By Adam Carey
Preston High School principal Sean Butler is dealing with a problem he hadn’t counted on.
The fledgling state school in Melbourne’s north opened its doors barely six months ago and already has more children vying to enrol than it can handle.
“We’re out of space already,” Mr Butler admits.
“It’s a good problem to have but it’s still a problem.”
The co-educational school opened this year at the Cooma Street site that was occupied by Preston Girls’ Secondary College, which faced the opposite dilemma.
It had to close in 2013 after 85 years due to shrinking enrolments, as the community drifted away from the area’s only all-girl government school.
“It didn’t have the confidence of the community,” Mr Butler says, something he is mindful of as he builds a new school community from scratch.
Early indications are local families are not short on confidence at all, and Mr Butler says the rush to join the school has surprised even him.
“We were told to expect 60 students in the first year and 178 applied,” Mr Butler says.
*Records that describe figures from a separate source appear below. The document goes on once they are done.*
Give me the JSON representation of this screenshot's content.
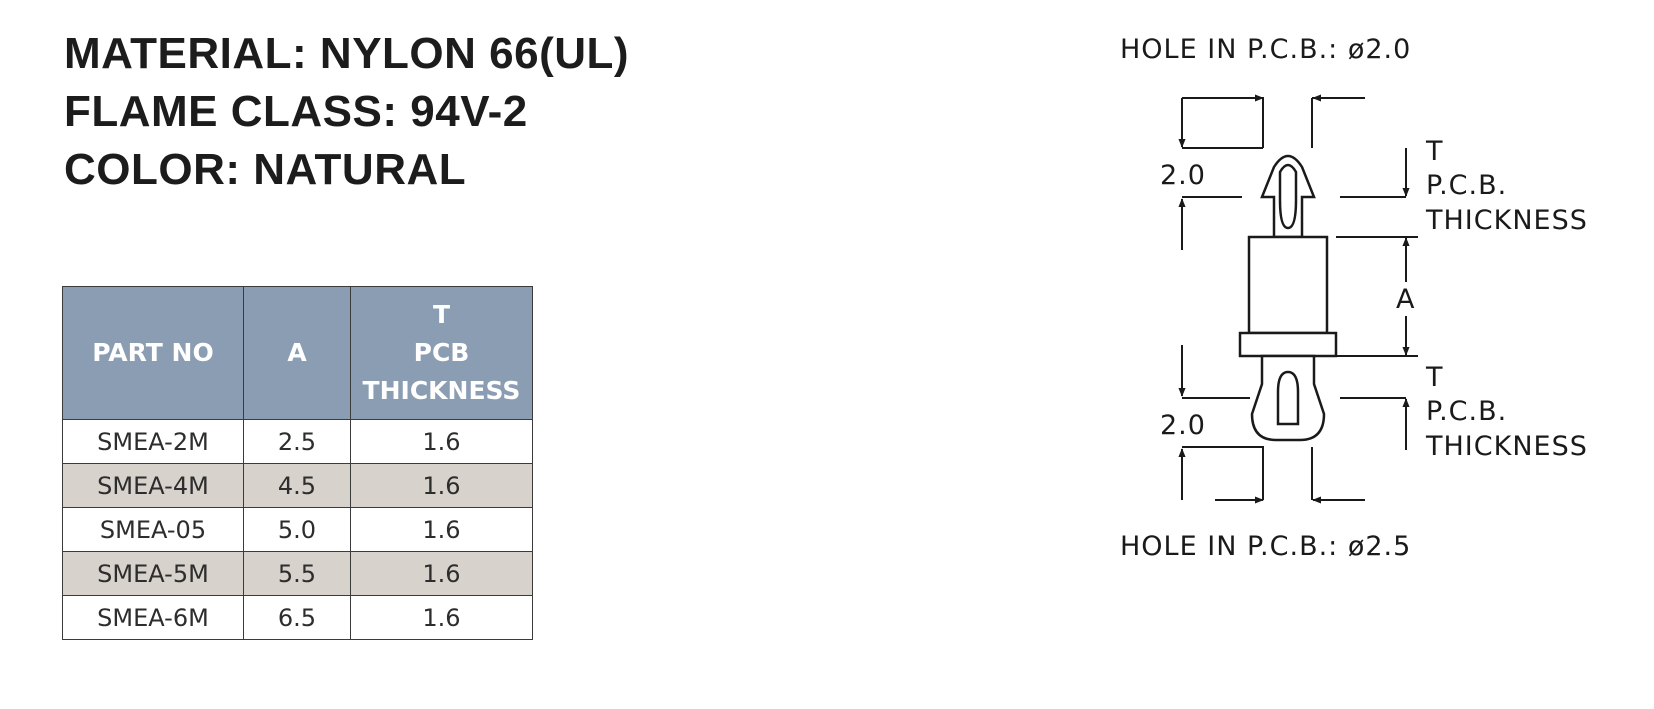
{
  "specs": {
    "material": "MATERIAL: NYLON 66(UL)",
    "flame_class": "FLAME CLASS: 94V-2",
    "color": "COLOR: NATURAL"
  },
  "table": {
    "headers": {
      "part_no": "PART NO",
      "a": "A",
      "t_line1": "T",
      "t_line2": "PCB",
      "t_line3": "THICKNESS"
    },
    "rows": [
      {
        "part_no": "SMEA-2M",
        "a": "2.5",
        "t": "1.6"
      },
      {
        "part_no": "SMEA-4M",
        "a": "4.5",
        "t": "1.6"
      },
      {
        "part_no": "SMEA-05",
        "a": "5.0",
        "t": "1.6"
      },
      {
        "part_no": "SMEA-5M",
        "a": "5.5",
        "t": "1.6"
      },
      {
        "part_no": "SMEA-6M",
        "a": "6.5",
        "t": "1.6"
      }
    ]
  },
  "drawing": {
    "hole_top": "HOLE IN P.C.B.: ø2.0",
    "hole_bottom": "HOLE IN P.C.B.: ø2.5",
    "dim_top": "2.0",
    "dim_bottom": "2.0",
    "dim_a": "A",
    "t_top": "T",
    "pcb_top": "P.C.B.",
    "thickness_top": "THICKNESS",
    "t_bottom": "T",
    "pcb_bottom": "P.C.B.",
    "thickness_bottom": "THICKNESS"
  },
  "colors": {
    "header_bg": "#8a9db3",
    "alt_row_bg": "#d8d2cc",
    "line": "#1a1a1a"
  }
}
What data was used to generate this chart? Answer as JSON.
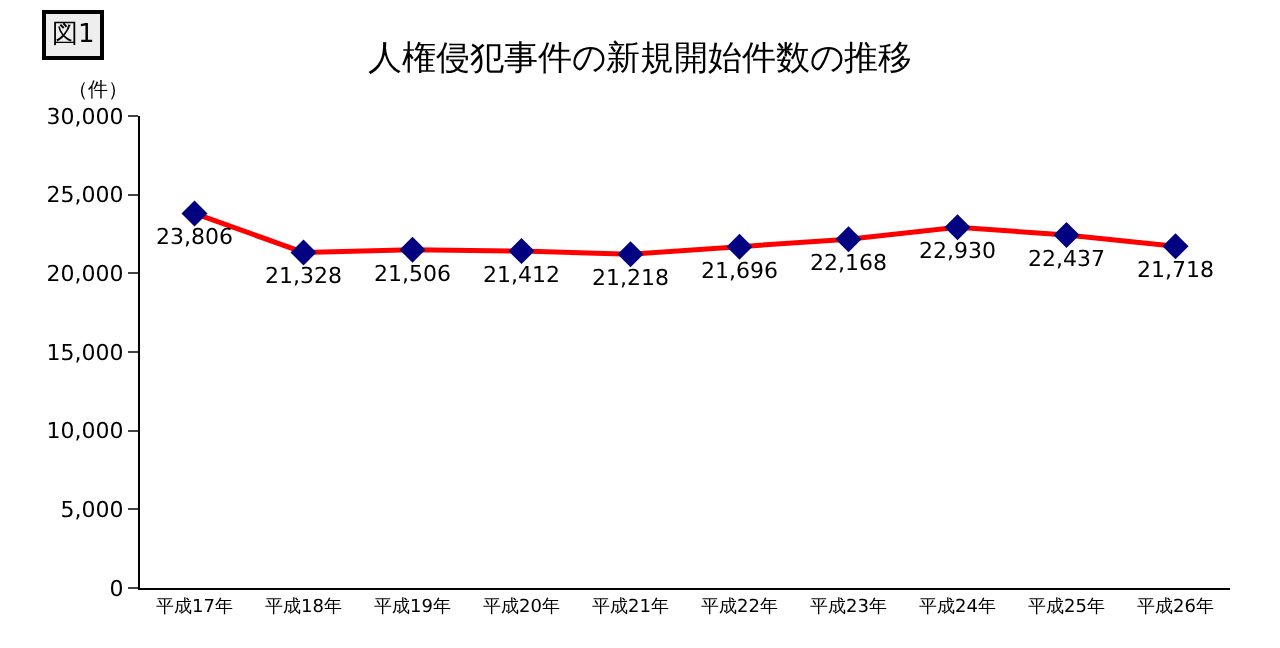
{
  "chart_data": {
    "type": "line",
    "title": "人権侵犯事件の新規開始件数の推移",
    "ylabel": "（件）",
    "annotations": [
      "図1"
    ],
    "categories": [
      "平成17年",
      "平成18年",
      "平成19年",
      "平成20年",
      "平成21年",
      "平成22年",
      "平成23年",
      "平成24年",
      "平成25年",
      "平成26年"
    ],
    "series": [
      {
        "color": "#ff0000",
        "colors": [
          "#000080",
          "#000080",
          "#000080",
          "#000080",
          "#000080",
          "#000080",
          "#000080",
          "#000080",
          "#000080",
          "#000080"
        ],
        "values": [
          23806,
          21328,
          21506,
          21412,
          21218,
          21696,
          22168,
          22930,
          22437,
          21718
        ],
        "value_labels": [
          "23,806",
          "21,328",
          "21,506",
          "21,412",
          "21,218",
          "21,696",
          "22,168",
          "22,930",
          "22,437",
          "21,718"
        ]
      }
    ],
    "ylim": [
      0,
      30000
    ],
    "yticks": [
      {
        "value": 0,
        "label": "0"
      },
      {
        "value": 5000,
        "label": "5,000"
      },
      {
        "value": 10000,
        "label": "10,000"
      },
      {
        "value": 15000,
        "label": "15,000"
      },
      {
        "value": 20000,
        "label": "20,000"
      },
      {
        "value": 25000,
        "label": "25,000"
      },
      {
        "value": 30000,
        "label": "30,000"
      }
    ],
    "marker": "diamond",
    "line_style": "solid",
    "grid": false
  }
}
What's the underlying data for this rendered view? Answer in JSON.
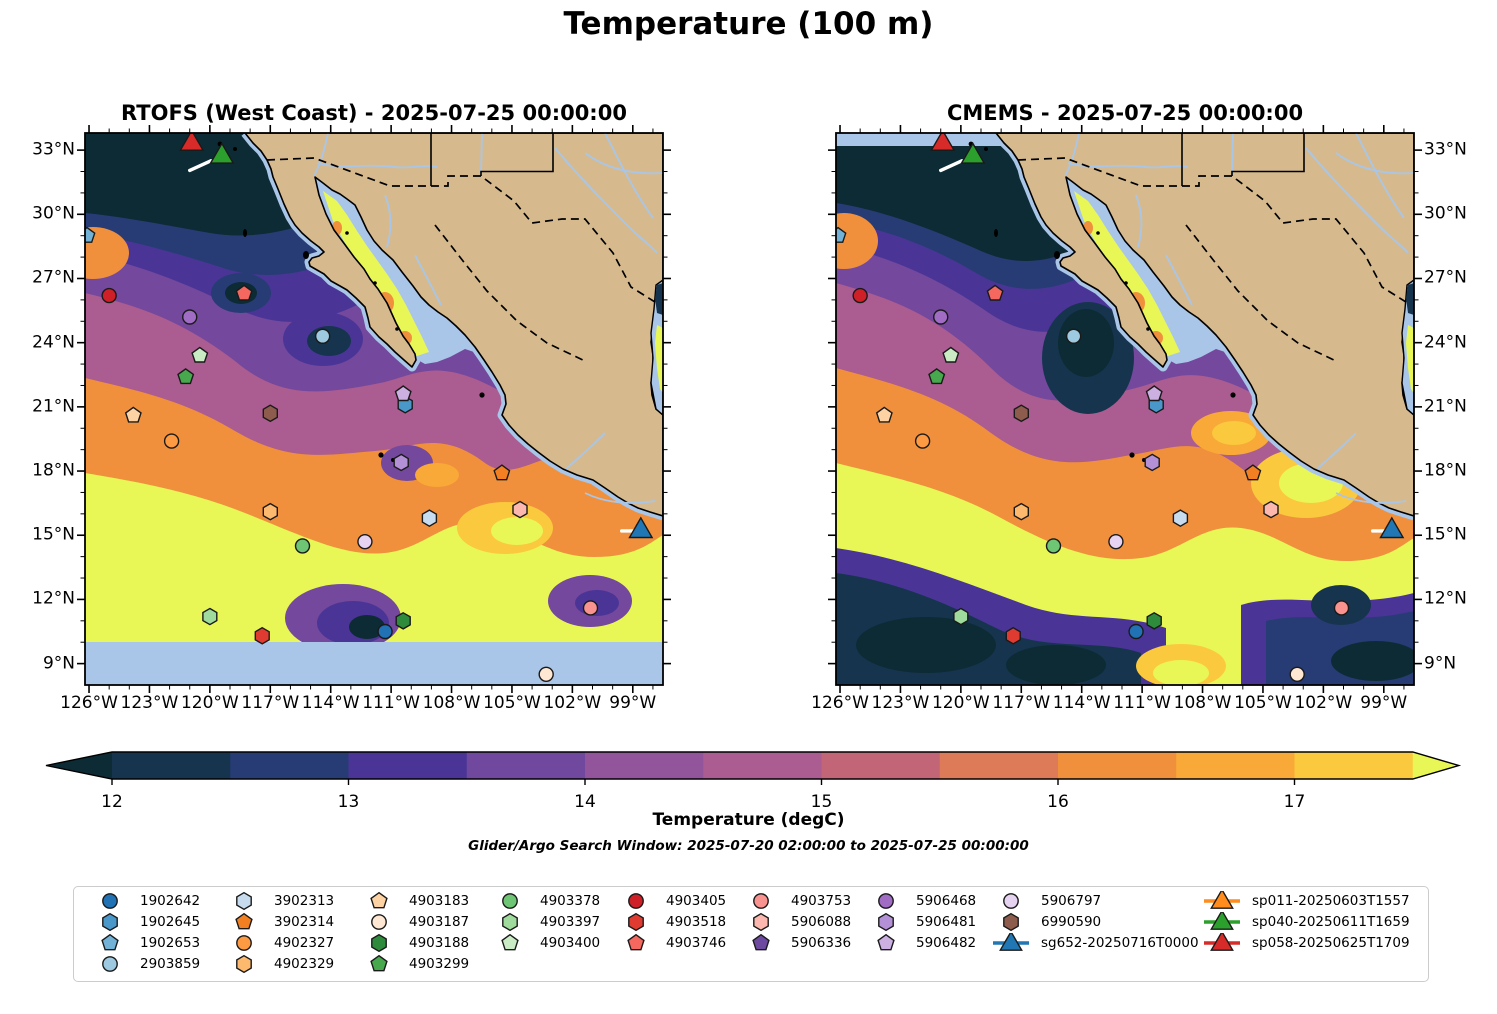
{
  "title": "Temperature (100 m)",
  "search_window_note": "Glider/Argo Search Window: 2025-07-20 02:00:00 to 2025-07-25 00:00:00",
  "chart_data": {
    "type": "heatmap",
    "variable": "Temperature at 100 m depth",
    "panels": [
      {
        "title": "RTOFS (West Coast) - 2025-07-25 00:00:00",
        "model": "RTOFS (West Coast)",
        "valid_time": "2025-07-25 00:00:00",
        "no_data_region": "light-blue band south of ~10°N (model domain edge)",
        "field_summary": "cold (<12 degC) pool offshore southern California reaching ~28N, purple/orange transition band toward SW, warm (>17.5 degC) yellow water over the SW quadrant and along the mainland coast, warm band inside Gulf of California"
      },
      {
        "title": "CMEMS - 2025-07-25 00:00:00",
        "model": "CMEMS",
        "valid_time": "2025-07-25 00:00:00",
        "no_data_region": "light-blue band north of ~33.2°N (model domain edge)",
        "field_summary": "larger cold (<12 degC) pools offshore California/Baja and across the south below ~13N, warm yellow core in west-central area and warm patches near the mainland coast, warm band inside Gulf of California"
      }
    ],
    "extent": {
      "lon": [
        -126.2,
        -97.5
      ],
      "lat": [
        8.0,
        33.8
      ]
    },
    "lon_tick_values": [
      -126,
      -123,
      -120,
      -117,
      -114,
      -111,
      -108,
      -105,
      -102,
      -99
    ],
    "lon_tick_labels": [
      "126°W",
      "123°W",
      "120°W",
      "117°W",
      "114°W",
      "111°W",
      "108°W",
      "105°W",
      "102°W",
      "99°W"
    ],
    "lat_tick_values": [
      33,
      30,
      27,
      24,
      21,
      18,
      15,
      12,
      9
    ],
    "lat_tick_labels": [
      "33°N",
      "30°N",
      "27°N",
      "24°N",
      "21°N",
      "18°N",
      "15°N",
      "12°N",
      "9°N"
    ],
    "colorbar": {
      "label": "Temperature (degC)",
      "tick_values": [
        12,
        13,
        14,
        15,
        16,
        17
      ],
      "tick_labels": [
        "12",
        "13",
        "14",
        "15",
        "16",
        "17"
      ],
      "range": [
        12.0,
        17.5
      ],
      "segment_step": 0.5,
      "segment_colors": [
        "#16344e",
        "#273c75",
        "#4a3597",
        "#70489d",
        "#92559c",
        "#ab5c90",
        "#c26677",
        "#dd7a57",
        "#f0903d",
        "#f8a938",
        "#fbc93d"
      ],
      "under_color": "#0d2b35",
      "over_color": "#e9f756",
      "extend": "both"
    },
    "platforms": [
      {
        "id": "1902642",
        "type": "argo",
        "shape": "circle",
        "color": "#2171b5",
        "lat": 10.5,
        "lon": -111.3,
        "on_map": true
      },
      {
        "id": "1902645",
        "type": "argo",
        "shape": "hexagon",
        "color": "#4a97c9",
        "lat": 21.1,
        "lon": -110.3,
        "on_map": true
      },
      {
        "id": "1902653",
        "type": "argo",
        "shape": "pentagon",
        "color": "#72b2d7",
        "lat": 29.0,
        "lon": -126.1,
        "on_map": true
      },
      {
        "id": "2903859",
        "type": "argo",
        "shape": "circle",
        "color": "#9ecae1",
        "lat": 24.3,
        "lon": -114.4,
        "on_map": true
      },
      {
        "id": "3902313",
        "type": "argo",
        "shape": "hexagon",
        "color": "#c8dcef",
        "lat": 15.8,
        "lon": -109.1,
        "on_map": true
      },
      {
        "id": "3902314",
        "type": "argo",
        "shape": "pentagon",
        "color": "#f28022",
        "lat": 17.9,
        "lon": -105.5,
        "on_map": true
      },
      {
        "id": "4902327",
        "type": "argo",
        "shape": "circle",
        "color": "#fd9a42",
        "lat": 19.4,
        "lon": -121.9,
        "on_map": true
      },
      {
        "id": "4902329",
        "type": "argo",
        "shape": "hexagon",
        "color": "#fdb96e",
        "lat": 16.1,
        "lon": -117.0,
        "on_map": true
      },
      {
        "id": "4903183",
        "type": "argo",
        "shape": "pentagon",
        "color": "#fdd3a4",
        "lat": 20.6,
        "lon": -123.8,
        "on_map": true
      },
      {
        "id": "4903187",
        "type": "argo",
        "shape": "circle",
        "color": "#fee8d3",
        "lat": 8.5,
        "lon": -103.3,
        "on_map": true
      },
      {
        "id": "4903188",
        "type": "argo",
        "shape": "hexagon",
        "color": "#2e8b3c",
        "lat": 11.0,
        "lon": -110.4,
        "on_map": true
      },
      {
        "id": "4903299",
        "type": "argo",
        "shape": "pentagon",
        "color": "#47a84d",
        "lat": 22.4,
        "lon": -121.2,
        "on_map": true
      },
      {
        "id": "4903378",
        "type": "argo",
        "shape": "circle",
        "color": "#6ec573",
        "lat": 14.5,
        "lon": -115.4,
        "on_map": true
      },
      {
        "id": "4903397",
        "type": "argo",
        "shape": "hexagon",
        "color": "#9fdb9c",
        "lat": 11.2,
        "lon": -120.0,
        "on_map": true
      },
      {
        "id": "4903400",
        "type": "argo",
        "shape": "pentagon",
        "color": "#c9ecc4",
        "lat": 23.4,
        "lon": -120.5,
        "on_map": true
      },
      {
        "id": "4903405",
        "type": "argo",
        "shape": "circle",
        "color": "#cf2028",
        "lat": 26.2,
        "lon": -125.0,
        "on_map": true
      },
      {
        "id": "4903518",
        "type": "argo",
        "shape": "hexagon",
        "color": "#e03b31",
        "lat": 10.3,
        "lon": -117.4,
        "on_map": true
      },
      {
        "id": "4903746",
        "type": "argo",
        "shape": "pentagon",
        "color": "#f4685f",
        "lat": 26.3,
        "lon": -118.3,
        "on_map": true
      },
      {
        "id": "4903753",
        "type": "argo",
        "shape": "circle",
        "color": "#f99390",
        "lat": 11.6,
        "lon": -101.1,
        "on_map": true
      },
      {
        "id": "5906088",
        "type": "argo",
        "shape": "hexagon",
        "color": "#fcb8ae",
        "lat": 16.2,
        "lon": -104.6,
        "on_map": true
      },
      {
        "id": "5906336",
        "type": "argo",
        "shape": "pentagon",
        "color": "#6d4aa0",
        "on_map": false
      },
      {
        "id": "5906468",
        "type": "argo",
        "shape": "circle",
        "color": "#a06cc4",
        "lat": 25.2,
        "lon": -121.0,
        "on_map": true
      },
      {
        "id": "5906481",
        "type": "argo",
        "shape": "hexagon",
        "color": "#b491d6",
        "lat": 18.4,
        "lon": -110.5,
        "on_map": true
      },
      {
        "id": "5906482",
        "type": "argo",
        "shape": "pentagon",
        "color": "#cdb0e2",
        "lat": 21.6,
        "lon": -110.4,
        "on_map": true
      },
      {
        "id": "5906797",
        "type": "argo",
        "shape": "circle",
        "color": "#e6d3f2",
        "lat": 14.7,
        "lon": -112.3,
        "on_map": true
      },
      {
        "id": "6990590",
        "type": "argo",
        "shape": "hexagon",
        "color": "#8d5c4c",
        "lat": 20.7,
        "lon": -117.0,
        "on_map": true
      },
      {
        "id": "sg652-20250716T0000",
        "type": "glider",
        "shape": "triangle",
        "color": "#2077b4",
        "lat": 15.2,
        "lon": -98.6,
        "on_map": true
      },
      {
        "id": "sp011-20250603T1557",
        "type": "glider",
        "shape": "triangle",
        "color": "#ff8c1c",
        "on_map": false
      },
      {
        "id": "sp040-20250611T1659",
        "type": "glider",
        "shape": "triangle",
        "color": "#2ca02c",
        "lat": 32.7,
        "lon": -119.4,
        "on_map": true
      },
      {
        "id": "sp058-20250625T1709",
        "type": "glider",
        "shape": "triangle",
        "color": "#d62b28",
        "lat": 33.3,
        "lon": -120.9,
        "on_map": true
      }
    ],
    "glider_tracks": [
      {
        "name": "track-near-sp040",
        "from": [
          -121.0,
          32.05
        ],
        "to": [
          -119.95,
          32.5
        ],
        "color": "#ffffff"
      },
      {
        "name": "track-near-sg652",
        "from": [
          -99.55,
          15.2
        ],
        "to": [
          -98.9,
          15.2
        ],
        "color": "#ffffff"
      }
    ],
    "legend_columns": [
      [
        "1902642",
        "1902645",
        "1902653",
        "2903859"
      ],
      [
        "3902313",
        "3902314",
        "4902327",
        "4902329"
      ],
      [
        "4903183",
        "4903187",
        "4903188",
        "4903299"
      ],
      [
        "4903378",
        "4903397",
        "4903400"
      ],
      [
        "4903405",
        "4903518",
        "4903746"
      ],
      [
        "4903753",
        "5906088",
        "5906336"
      ],
      [
        "5906468",
        "5906481",
        "5906482"
      ],
      [
        "5906797",
        "6990590",
        "sg652-20250716T0000"
      ],
      [
        "sp011-20250603T1557",
        "sp040-20250611T1659",
        "sp058-20250625T1709"
      ]
    ],
    "map_colors": {
      "land": "#d6ba8e",
      "coastline": "#000000",
      "shallow_no_data": "#a9c6e8",
      "rivers": "#a9c6e8",
      "borders": "#000000"
    }
  }
}
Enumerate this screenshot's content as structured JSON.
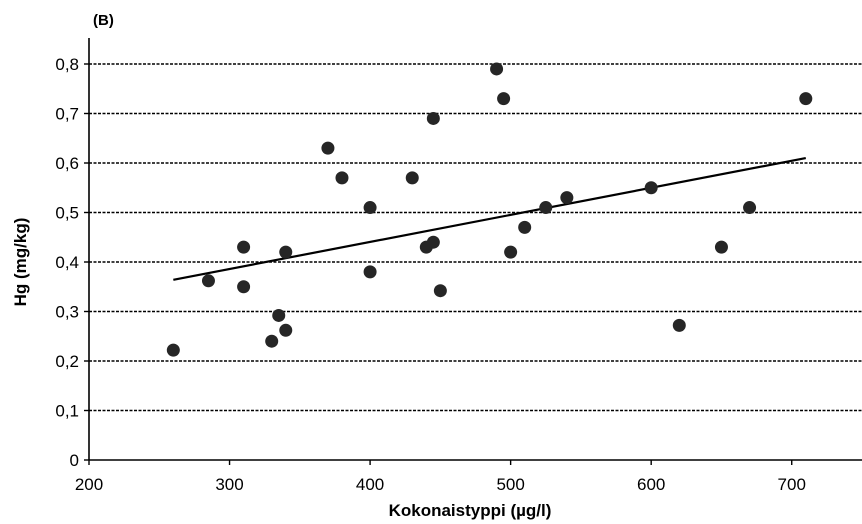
{
  "chart_data": {
    "type": "scatter",
    "panel_label": "(B)",
    "xlabel": "Kokonaistyppi (µg/l)",
    "ylabel": "Hg (mg/kg)",
    "xlim": [
      200,
      750
    ],
    "ylim": [
      0,
      0.8
    ],
    "x_ticks": [
      {
        "value": 200,
        "label": "200"
      },
      {
        "value": 300,
        "label": "300"
      },
      {
        "value": 400,
        "label": "400"
      },
      {
        "value": 500,
        "label": "500"
      },
      {
        "value": 600,
        "label": "600"
      },
      {
        "value": 700,
        "label": "700"
      }
    ],
    "y_ticks": [
      {
        "value": 0,
        "label": "0"
      },
      {
        "value": 0.1,
        "label": "0,1"
      },
      {
        "value": 0.2,
        "label": "0,2"
      },
      {
        "value": 0.3,
        "label": "0,3"
      },
      {
        "value": 0.4,
        "label": "0,4"
      },
      {
        "value": 0.5,
        "label": "0,5"
      },
      {
        "value": 0.6,
        "label": "0,6"
      },
      {
        "value": 0.7,
        "label": "0,7"
      },
      {
        "value": 0.8,
        "label": "0,8"
      }
    ],
    "grid": "horizontal-dashed",
    "points": [
      {
        "x": 260,
        "y": 0.222
      },
      {
        "x": 285,
        "y": 0.362
      },
      {
        "x": 310,
        "y": 0.43
      },
      {
        "x": 310,
        "y": 0.35
      },
      {
        "x": 330,
        "y": 0.24
      },
      {
        "x": 335,
        "y": 0.292
      },
      {
        "x": 340,
        "y": 0.42
      },
      {
        "x": 340,
        "y": 0.262
      },
      {
        "x": 370,
        "y": 0.63
      },
      {
        "x": 380,
        "y": 0.57
      },
      {
        "x": 400,
        "y": 0.51
      },
      {
        "x": 400,
        "y": 0.38
      },
      {
        "x": 430,
        "y": 0.57
      },
      {
        "x": 440,
        "y": 0.43
      },
      {
        "x": 445,
        "y": 0.44
      },
      {
        "x": 445,
        "y": 0.69
      },
      {
        "x": 450,
        "y": 0.342
      },
      {
        "x": 490,
        "y": 0.79
      },
      {
        "x": 495,
        "y": 0.73
      },
      {
        "x": 500,
        "y": 0.42
      },
      {
        "x": 510,
        "y": 0.47
      },
      {
        "x": 525,
        "y": 0.51
      },
      {
        "x": 540,
        "y": 0.53
      },
      {
        "x": 600,
        "y": 0.55
      },
      {
        "x": 620,
        "y": 0.272
      },
      {
        "x": 650,
        "y": 0.43
      },
      {
        "x": 670,
        "y": 0.51
      },
      {
        "x": 710,
        "y": 0.73
      }
    ],
    "trendline": {
      "x1": 260,
      "y1": 0.364,
      "x2": 710,
      "y2": 0.61
    },
    "colors": {
      "points": "#262626",
      "line": "#000000",
      "grid": "#000000"
    }
  }
}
It ultimately accepted 125, and planned to take on 125 more next year, but received 300 applications.
It has accepted 175, all of whom live in the school’s compact zone, which also includes pockets of Thornbury and Reservoir.
The bumper intake has forced the school to scramble to secure a new double-storey demountable building for next year's classes.
It follows Department of Education forecasts made before the school opened that the local area would suffer a shortage of 1600 secondary school places by 2031.
The school is exclusively year 7s this year and will take a fresh batch of year 7s each year until 2024, when it be a year 7-12 school with an expected capacity of 1100 students.
Mr Butler says the school opened just in time to cater for a local population boom and that its first year cohort reflects the suburb’s changing demographics.
“We really represent the community,” he says.
“There are multimillion-dollar houses in Preston and we have students who live in them with barristers for parents and there are kids who come from different circumstances.”
Preston High is one of 100 schools the Andrews government has promised to open between 2019 and 2026 as the rush is on to find a place for 90,000 additional students in Victoria by 2022.
“We’re responding to demographic shifts by building new schools where they are needed most, such as in inner-city and metropolitan growth areas as well as booming regional areas,” Education Minister James Merlino said.
The government has so far invested more than $15 million in Preston High but will need to spend a total of $37 million to complete the full masterplan.
There are plans for a refurbished gymnasium and basketball court, food technology and performing arts spaces and a canteen (a shipping container serves that purpose now, which is basic but in keeping with Preston's hipster grunge vibe).
Mr Butler says the timing of the future funding will be crucial if the school is to realise it plans.
The Age visited Preston High as part of the Australian Council for Educational Research’s annual Principal for a Day program.